Two Experiences with Feature Engineering Using pandas

Posted by Bronwen C. on July 27, 2020 (Edited November 30, 2020)

After completing four projects for the Flatiron Data Science course, I discovered that one aspect of data exploration (Exploratory Data Analysis or the E of OSEMN) that I enjoy is feature engineering.

Feature engineering involves thinking critically about a dataset with the purpose of re-imagining variables to get a desired quality or form. For example, one might consider how text variables might become categorical or numerical variables. It could be based on counting the number of characters or separating a list that was stored in one variable into multiple dummy columns. This blog post will review two features I engineered, each for a different project.

Getting the winter season in Module 3

(Project slide deck available at this link.)

The project prompt was to formulate and test four hypotheses on the Northwind SQL database. It contains several tables with sales information for the fictional Northwind company. Once I knew I wanted to compare shipping details for different orders, I could use the date of a shipment to determine what the weather was like for that order. It would be simplest to implement by using season as a proxy for the weather and then my alternate hypothesis was whether freight costs were different for wintry weather (defined as orders that occurred during meteorological winter). I used the date to determine which meteorological season the shipment occurred in. However, since orders were shipped to the Americas and Europe, I also needed to account for the fact that the Southern and Northern Hemisphere have their seasons opposite from each other.

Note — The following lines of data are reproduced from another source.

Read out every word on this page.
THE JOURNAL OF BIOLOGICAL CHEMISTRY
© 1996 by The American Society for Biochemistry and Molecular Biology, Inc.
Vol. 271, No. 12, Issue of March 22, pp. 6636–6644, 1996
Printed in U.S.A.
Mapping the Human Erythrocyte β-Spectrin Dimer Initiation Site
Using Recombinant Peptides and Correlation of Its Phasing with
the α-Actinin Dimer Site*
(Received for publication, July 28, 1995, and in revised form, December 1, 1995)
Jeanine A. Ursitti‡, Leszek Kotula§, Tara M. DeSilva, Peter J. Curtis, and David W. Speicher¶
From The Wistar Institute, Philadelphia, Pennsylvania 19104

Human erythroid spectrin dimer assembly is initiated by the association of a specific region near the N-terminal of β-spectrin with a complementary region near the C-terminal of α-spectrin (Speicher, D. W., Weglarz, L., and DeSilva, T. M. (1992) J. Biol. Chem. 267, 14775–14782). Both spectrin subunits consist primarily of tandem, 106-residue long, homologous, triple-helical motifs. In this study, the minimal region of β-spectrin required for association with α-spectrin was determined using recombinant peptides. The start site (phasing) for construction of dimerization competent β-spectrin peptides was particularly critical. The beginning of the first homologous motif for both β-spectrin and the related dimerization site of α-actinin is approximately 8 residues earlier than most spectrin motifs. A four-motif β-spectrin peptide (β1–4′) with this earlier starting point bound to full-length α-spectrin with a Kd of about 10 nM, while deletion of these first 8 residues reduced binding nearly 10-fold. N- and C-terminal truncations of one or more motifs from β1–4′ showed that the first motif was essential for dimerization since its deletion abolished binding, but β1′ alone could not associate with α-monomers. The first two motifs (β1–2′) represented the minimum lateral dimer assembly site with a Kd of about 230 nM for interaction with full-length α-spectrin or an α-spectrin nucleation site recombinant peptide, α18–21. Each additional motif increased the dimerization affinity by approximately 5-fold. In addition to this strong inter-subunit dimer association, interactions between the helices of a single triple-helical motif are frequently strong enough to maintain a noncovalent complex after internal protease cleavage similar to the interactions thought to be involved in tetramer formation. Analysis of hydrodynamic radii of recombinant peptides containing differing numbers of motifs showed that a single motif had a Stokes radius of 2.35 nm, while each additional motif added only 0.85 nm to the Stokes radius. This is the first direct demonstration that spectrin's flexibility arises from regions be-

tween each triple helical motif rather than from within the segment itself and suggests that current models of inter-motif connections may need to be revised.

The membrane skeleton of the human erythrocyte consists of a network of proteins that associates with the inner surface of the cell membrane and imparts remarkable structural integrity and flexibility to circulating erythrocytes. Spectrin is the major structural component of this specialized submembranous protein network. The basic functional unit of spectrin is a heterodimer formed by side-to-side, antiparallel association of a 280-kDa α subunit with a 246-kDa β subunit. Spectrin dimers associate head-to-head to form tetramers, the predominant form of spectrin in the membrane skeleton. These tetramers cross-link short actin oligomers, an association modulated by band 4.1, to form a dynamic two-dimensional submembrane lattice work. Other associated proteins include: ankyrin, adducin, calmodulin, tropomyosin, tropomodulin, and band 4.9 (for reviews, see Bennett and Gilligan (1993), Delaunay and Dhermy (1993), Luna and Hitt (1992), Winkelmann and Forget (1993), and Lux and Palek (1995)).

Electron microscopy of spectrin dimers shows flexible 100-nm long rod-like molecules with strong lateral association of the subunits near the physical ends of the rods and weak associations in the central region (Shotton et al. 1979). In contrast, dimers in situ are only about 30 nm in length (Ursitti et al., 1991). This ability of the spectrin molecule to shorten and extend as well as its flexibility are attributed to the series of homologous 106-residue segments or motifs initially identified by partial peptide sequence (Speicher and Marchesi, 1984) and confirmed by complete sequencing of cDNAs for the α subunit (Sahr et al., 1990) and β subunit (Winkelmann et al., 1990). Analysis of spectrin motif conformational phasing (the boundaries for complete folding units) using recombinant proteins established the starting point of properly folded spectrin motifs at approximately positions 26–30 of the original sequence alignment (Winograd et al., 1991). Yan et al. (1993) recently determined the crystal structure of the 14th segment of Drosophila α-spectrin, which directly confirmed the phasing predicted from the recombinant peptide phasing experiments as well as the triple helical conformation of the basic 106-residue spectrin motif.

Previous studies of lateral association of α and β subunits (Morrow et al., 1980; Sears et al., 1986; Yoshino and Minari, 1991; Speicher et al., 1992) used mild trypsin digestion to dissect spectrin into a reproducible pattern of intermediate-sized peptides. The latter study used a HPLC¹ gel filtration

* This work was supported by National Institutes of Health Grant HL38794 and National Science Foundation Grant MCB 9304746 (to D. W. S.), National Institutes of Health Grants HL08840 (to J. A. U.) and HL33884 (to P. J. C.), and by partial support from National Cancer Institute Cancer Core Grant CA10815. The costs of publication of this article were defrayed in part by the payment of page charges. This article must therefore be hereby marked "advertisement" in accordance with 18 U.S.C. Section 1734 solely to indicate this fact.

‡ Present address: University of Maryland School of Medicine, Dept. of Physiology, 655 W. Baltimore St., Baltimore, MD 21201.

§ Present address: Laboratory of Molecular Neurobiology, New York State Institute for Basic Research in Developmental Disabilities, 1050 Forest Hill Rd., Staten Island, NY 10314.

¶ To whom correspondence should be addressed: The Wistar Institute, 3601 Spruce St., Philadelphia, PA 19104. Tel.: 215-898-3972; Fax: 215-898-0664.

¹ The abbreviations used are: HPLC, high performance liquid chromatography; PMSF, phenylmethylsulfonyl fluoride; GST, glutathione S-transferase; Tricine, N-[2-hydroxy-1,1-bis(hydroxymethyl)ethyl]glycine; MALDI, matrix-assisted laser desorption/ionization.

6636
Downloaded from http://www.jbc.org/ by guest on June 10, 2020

I first added the Hemisphere column for whether the ShipRegion was in the Southern or Northern Hemisphere. One value that I needed to be sure of was “Central America” but a majority of that region is in the Northern Hemisphere. This left “South America” as the only ShipRegion in the Southern Hemisphere.

Next, I wrote code to classify the dates by meteorological season based on which three-month period the record fell into and which value it had for Hemisphere. This used a series of if statements comparing months for seasons (March-May, June-August, September-November, December-February) in a function which_season, returning numbers 1 to 4, with 1 for Spring. Below is the Southern Hemisphere half of the code from which_season, followed by the call creating the Season column in the ordersdf dataframe with a list comprehension.

else:#if Southern Hemisphere
        if 3<=month<6: #between March 1 and June 1, excluding June 1
            return 3 #3 for Autumn
        elif 6<=month<9:
            return 4 #4 for Winter
        elif 9<=month<12: #between September 1 and December 1
            return 1 #1 for Spring
        else:
            return 2

ordersdf["Season"] = [which_season(date.month, hemi) for date, hemi in zip(ordersdf.ShippedDate, ordersdf.Hemisphere)]

Finally, I sampled the Season feature to get two lists of freight costs, based on whether the record had the number 4 or not:

winter=[x for x, y in zip(shipdf["Freight"], shipdf["Season"]) if y==4]
notwinter=[x for x, y in zip(shipdf["Freight"], shipdf["Season"]) if y!=4]

Plot of frequency of orders by season, 1 for spring, 4 for winter

Combining rare dummy features for Module 5

(Module 5 project repository available here.)

Another piece of code I enjoyed working on was for a dataset of details about strategy game apps (from a Kaggle user), where three features were stored as strings listing values: Subgenre, Language and In-app Purchases. Although I did not make use of the code in my final model, the resulting engineered feature from this dataset was interesting to consider.

After separating out the lists within those particular features to become dummy columns, I noticed that many dummy columns had few entries. For example, Weather was a very unusual subgenre for a strategy game app.

I wrote a function to take in a dataframe of purely dummy columns for the same feature and return it with a new column with “etc” in its name that combined all of the dummy columns below a given threshold of non-null values. This new column was also a binary feature with 1 when a record fell into any one (or more) of the specified less-frequently appearing dummy columns.

First, it found whether a column had more non-null values and added it to a list of column names, using isna() and given a number threshold for how many non-null entries a column would need to have to not be combined into the new “etc” column.

hold=len(dataframe.index)-threshold #acceptable number of null values
    for colname in dataframe.columns:
        totalnull = dataframe[colname].isna().sum() #finding how many NaN entries in a column
        if totalnull > hold: #if the column has more than the acceptable number of null values
            colcombine.append(colname)

Then, the function loops through each record, looping through each column for it in colcombine. If the current column from colcombine has a 1 at that index, the “etc” column at that index is set to 1.

try:
     if(dataframe.loc[idx,col]==1):
           dataframe.loc[idx,prefix+"_etc"]=1 #sets that index position in "etc" to be 1
except: #if the location is null, go to next column in colcombine
      continue

When I ran it on Subgenre columns, I found that even collecting the dummy columns that had fewer than 100 entries (if fewer than 100 records had that subgenre listed) resulted in a column with 600+ records. This was less than a tenth of the dataset but more than the new least-frequently appearing subgenre, with 188 records. Ultimately, I did not use this function and left the Subgenre categorical variable as individual dummy columns so all of them could be taken into account when determining feature importances.